Now, Carol has received a prestigious award for her work on birth defects - a career that spans 35 years.

She has been named the winner of this year's International Clearinghouse for Birth Defects Surveillance and Research (ICBDSR) Distinguished Service Award.

The ICBDSR brings together birth defect programmes from around the world with the aim of conducting worldwide surveillance and research to prevent birth defects and to ameliorate their consequences.

The Western Australian Register of Developmental Anomalies (WARDA), at King Edward Memorial Hospital, is a member programme of the ICBDSR and Carol has been the Head of WARDA since its inception in 1980.
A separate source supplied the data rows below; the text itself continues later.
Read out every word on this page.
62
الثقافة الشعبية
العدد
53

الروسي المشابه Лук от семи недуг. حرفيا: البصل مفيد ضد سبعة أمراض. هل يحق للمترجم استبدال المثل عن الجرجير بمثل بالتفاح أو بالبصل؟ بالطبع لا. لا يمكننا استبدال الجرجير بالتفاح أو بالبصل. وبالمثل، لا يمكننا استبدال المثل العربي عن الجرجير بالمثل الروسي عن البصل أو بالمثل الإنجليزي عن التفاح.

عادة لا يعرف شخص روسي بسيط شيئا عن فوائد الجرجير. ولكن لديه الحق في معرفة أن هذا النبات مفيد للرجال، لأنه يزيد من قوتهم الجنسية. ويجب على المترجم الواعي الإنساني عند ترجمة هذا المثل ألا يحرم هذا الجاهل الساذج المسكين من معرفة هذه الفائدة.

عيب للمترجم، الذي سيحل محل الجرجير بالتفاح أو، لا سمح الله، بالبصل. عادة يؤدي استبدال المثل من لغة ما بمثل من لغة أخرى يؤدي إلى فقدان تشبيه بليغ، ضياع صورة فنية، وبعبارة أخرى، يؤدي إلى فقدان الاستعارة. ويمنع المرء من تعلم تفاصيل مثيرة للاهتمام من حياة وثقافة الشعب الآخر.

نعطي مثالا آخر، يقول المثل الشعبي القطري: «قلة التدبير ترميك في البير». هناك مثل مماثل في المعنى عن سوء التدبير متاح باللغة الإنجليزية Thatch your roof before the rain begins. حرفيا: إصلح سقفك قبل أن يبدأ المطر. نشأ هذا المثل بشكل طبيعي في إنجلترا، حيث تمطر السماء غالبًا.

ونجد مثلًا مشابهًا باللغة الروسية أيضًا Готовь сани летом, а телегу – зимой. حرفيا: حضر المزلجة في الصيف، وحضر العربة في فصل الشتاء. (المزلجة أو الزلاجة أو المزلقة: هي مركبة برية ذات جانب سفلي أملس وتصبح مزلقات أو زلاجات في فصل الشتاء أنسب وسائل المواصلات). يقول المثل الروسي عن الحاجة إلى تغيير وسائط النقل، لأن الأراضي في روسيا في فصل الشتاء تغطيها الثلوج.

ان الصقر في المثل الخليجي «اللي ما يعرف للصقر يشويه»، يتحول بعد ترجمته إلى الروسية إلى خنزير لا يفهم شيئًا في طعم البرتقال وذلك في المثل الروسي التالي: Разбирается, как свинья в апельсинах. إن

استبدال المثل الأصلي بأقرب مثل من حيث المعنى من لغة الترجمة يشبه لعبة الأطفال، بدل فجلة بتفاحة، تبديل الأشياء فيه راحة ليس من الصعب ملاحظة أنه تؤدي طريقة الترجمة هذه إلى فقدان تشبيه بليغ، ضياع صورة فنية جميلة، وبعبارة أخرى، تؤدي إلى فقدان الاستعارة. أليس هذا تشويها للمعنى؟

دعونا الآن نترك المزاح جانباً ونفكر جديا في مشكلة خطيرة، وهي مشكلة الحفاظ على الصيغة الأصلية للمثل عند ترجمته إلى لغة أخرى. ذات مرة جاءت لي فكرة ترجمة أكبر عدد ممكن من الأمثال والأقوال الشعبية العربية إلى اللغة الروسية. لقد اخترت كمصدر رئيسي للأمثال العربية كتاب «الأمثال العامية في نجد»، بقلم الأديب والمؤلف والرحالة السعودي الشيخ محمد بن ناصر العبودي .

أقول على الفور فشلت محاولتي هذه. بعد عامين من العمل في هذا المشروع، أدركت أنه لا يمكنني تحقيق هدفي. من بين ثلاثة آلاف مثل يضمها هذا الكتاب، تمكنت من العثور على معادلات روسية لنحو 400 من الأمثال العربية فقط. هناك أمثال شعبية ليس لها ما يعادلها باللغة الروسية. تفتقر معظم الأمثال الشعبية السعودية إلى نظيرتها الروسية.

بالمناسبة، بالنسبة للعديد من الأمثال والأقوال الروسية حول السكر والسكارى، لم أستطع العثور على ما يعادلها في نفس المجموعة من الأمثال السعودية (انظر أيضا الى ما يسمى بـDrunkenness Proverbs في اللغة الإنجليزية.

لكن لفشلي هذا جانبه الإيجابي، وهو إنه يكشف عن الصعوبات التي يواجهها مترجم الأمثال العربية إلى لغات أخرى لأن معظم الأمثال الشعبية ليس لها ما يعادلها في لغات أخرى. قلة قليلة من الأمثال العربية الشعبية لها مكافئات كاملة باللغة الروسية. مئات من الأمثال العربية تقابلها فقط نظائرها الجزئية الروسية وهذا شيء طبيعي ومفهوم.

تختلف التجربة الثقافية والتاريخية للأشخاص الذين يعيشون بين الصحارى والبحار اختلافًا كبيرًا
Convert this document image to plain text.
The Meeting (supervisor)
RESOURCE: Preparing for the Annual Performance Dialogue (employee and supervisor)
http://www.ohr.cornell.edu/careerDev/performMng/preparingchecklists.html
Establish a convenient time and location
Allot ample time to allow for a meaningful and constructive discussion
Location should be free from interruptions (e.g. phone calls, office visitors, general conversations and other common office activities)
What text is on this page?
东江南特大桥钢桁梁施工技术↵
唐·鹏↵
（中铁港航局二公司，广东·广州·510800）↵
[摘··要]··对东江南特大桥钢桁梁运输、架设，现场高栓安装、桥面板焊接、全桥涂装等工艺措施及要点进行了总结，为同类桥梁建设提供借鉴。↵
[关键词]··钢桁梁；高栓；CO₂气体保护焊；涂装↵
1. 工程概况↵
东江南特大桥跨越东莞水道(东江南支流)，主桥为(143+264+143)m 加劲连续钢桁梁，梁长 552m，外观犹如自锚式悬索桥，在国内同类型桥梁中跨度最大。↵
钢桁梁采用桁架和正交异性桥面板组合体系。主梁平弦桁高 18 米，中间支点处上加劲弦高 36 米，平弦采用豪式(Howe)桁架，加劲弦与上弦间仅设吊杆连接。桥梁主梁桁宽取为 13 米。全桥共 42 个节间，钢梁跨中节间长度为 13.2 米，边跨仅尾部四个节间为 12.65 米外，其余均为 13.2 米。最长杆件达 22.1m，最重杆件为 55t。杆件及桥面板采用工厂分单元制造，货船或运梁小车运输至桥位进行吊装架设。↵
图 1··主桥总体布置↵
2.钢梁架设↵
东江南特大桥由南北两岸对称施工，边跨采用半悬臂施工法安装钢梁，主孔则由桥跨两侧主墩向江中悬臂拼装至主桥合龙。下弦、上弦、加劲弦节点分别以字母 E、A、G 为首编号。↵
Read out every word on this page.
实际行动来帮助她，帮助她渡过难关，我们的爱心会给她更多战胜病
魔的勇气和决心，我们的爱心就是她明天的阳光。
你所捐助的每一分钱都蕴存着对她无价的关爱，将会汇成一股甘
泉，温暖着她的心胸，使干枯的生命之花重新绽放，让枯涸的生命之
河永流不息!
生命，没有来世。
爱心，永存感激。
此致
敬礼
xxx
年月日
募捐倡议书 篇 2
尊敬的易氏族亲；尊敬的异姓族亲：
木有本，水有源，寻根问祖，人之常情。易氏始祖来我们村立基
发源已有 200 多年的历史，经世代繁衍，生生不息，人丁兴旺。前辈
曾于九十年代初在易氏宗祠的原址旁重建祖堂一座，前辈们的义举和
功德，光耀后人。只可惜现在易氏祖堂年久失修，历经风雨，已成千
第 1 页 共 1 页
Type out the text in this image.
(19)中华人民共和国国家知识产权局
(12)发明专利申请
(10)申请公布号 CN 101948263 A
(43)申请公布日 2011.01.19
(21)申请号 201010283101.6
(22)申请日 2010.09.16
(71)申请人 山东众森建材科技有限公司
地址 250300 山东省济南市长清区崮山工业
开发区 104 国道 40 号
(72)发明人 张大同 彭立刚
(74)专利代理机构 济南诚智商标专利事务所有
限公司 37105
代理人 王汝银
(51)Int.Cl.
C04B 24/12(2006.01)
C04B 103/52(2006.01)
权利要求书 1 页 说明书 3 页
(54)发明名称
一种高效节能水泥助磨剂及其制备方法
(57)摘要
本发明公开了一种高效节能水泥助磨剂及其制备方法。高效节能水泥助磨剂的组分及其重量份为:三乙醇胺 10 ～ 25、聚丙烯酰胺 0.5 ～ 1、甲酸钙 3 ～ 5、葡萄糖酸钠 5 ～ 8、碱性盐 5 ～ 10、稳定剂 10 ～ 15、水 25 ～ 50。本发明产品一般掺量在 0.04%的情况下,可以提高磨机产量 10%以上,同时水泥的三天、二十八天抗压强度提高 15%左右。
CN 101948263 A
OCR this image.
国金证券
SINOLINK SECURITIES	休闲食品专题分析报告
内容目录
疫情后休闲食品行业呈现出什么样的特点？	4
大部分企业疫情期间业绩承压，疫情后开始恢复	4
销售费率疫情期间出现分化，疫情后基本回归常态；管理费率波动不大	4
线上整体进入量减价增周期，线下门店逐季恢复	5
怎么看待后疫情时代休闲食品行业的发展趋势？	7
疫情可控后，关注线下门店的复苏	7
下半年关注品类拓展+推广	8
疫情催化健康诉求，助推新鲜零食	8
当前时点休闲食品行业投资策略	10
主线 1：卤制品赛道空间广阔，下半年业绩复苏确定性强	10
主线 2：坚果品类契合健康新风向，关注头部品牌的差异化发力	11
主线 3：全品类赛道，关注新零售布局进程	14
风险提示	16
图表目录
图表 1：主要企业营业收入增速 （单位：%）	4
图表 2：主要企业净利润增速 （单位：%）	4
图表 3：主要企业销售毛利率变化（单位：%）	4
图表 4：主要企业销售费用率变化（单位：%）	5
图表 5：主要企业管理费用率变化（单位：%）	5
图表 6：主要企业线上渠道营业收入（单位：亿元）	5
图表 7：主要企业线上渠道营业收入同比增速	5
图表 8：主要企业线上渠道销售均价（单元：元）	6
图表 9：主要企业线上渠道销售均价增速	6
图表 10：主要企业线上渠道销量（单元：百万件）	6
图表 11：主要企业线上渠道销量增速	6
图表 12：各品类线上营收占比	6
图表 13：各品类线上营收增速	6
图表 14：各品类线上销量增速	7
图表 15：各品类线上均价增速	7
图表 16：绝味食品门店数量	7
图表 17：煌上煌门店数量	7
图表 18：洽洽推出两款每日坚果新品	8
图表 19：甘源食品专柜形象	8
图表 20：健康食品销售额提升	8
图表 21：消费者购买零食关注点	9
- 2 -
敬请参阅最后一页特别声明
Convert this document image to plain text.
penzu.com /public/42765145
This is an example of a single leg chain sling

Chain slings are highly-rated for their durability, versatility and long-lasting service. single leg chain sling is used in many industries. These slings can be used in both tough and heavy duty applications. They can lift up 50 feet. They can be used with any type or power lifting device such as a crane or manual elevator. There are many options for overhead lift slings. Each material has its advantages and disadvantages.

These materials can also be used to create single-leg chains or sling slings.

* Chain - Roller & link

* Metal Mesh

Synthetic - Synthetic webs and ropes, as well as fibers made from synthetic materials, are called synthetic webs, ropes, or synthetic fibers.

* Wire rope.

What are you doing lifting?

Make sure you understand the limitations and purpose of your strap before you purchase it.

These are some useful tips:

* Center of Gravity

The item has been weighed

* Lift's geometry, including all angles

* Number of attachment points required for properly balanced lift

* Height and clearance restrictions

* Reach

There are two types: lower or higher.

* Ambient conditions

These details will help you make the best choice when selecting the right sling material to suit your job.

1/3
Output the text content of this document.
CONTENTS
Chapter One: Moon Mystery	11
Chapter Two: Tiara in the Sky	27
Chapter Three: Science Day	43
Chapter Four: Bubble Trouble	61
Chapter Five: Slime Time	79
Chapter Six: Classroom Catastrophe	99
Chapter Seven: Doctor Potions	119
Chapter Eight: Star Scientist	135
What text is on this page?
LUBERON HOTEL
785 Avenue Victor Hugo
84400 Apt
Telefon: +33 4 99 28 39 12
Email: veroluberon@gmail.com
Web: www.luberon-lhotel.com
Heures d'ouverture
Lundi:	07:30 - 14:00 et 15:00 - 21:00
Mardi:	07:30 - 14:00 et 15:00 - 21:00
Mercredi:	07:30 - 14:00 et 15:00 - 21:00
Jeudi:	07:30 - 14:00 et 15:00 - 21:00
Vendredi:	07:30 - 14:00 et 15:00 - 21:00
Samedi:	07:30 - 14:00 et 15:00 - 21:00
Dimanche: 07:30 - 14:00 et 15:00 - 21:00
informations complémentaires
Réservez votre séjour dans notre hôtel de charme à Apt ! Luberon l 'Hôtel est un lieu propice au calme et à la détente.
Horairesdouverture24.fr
The ICBDSR Distinguished Service Award honours an individual who has provided distinguished service to the International Clearinghouse.

"I am deeply honoured to be given the distinguished service award from the Clearinghouse this year," says Carol.

"I thoroughly enjoy my association with the Clearinghouse, the collegiality, the friendship, the shared passion for the causes and prevention of birth defects."

Carol also leads the Institute's program of research on birth defects as well as contributing to research on intellectual disability, attention deficit hyperactivity disorder and autism, childhood cancer, diabetes, assisted reproductive technology and pharmacovigilance in pregnancy.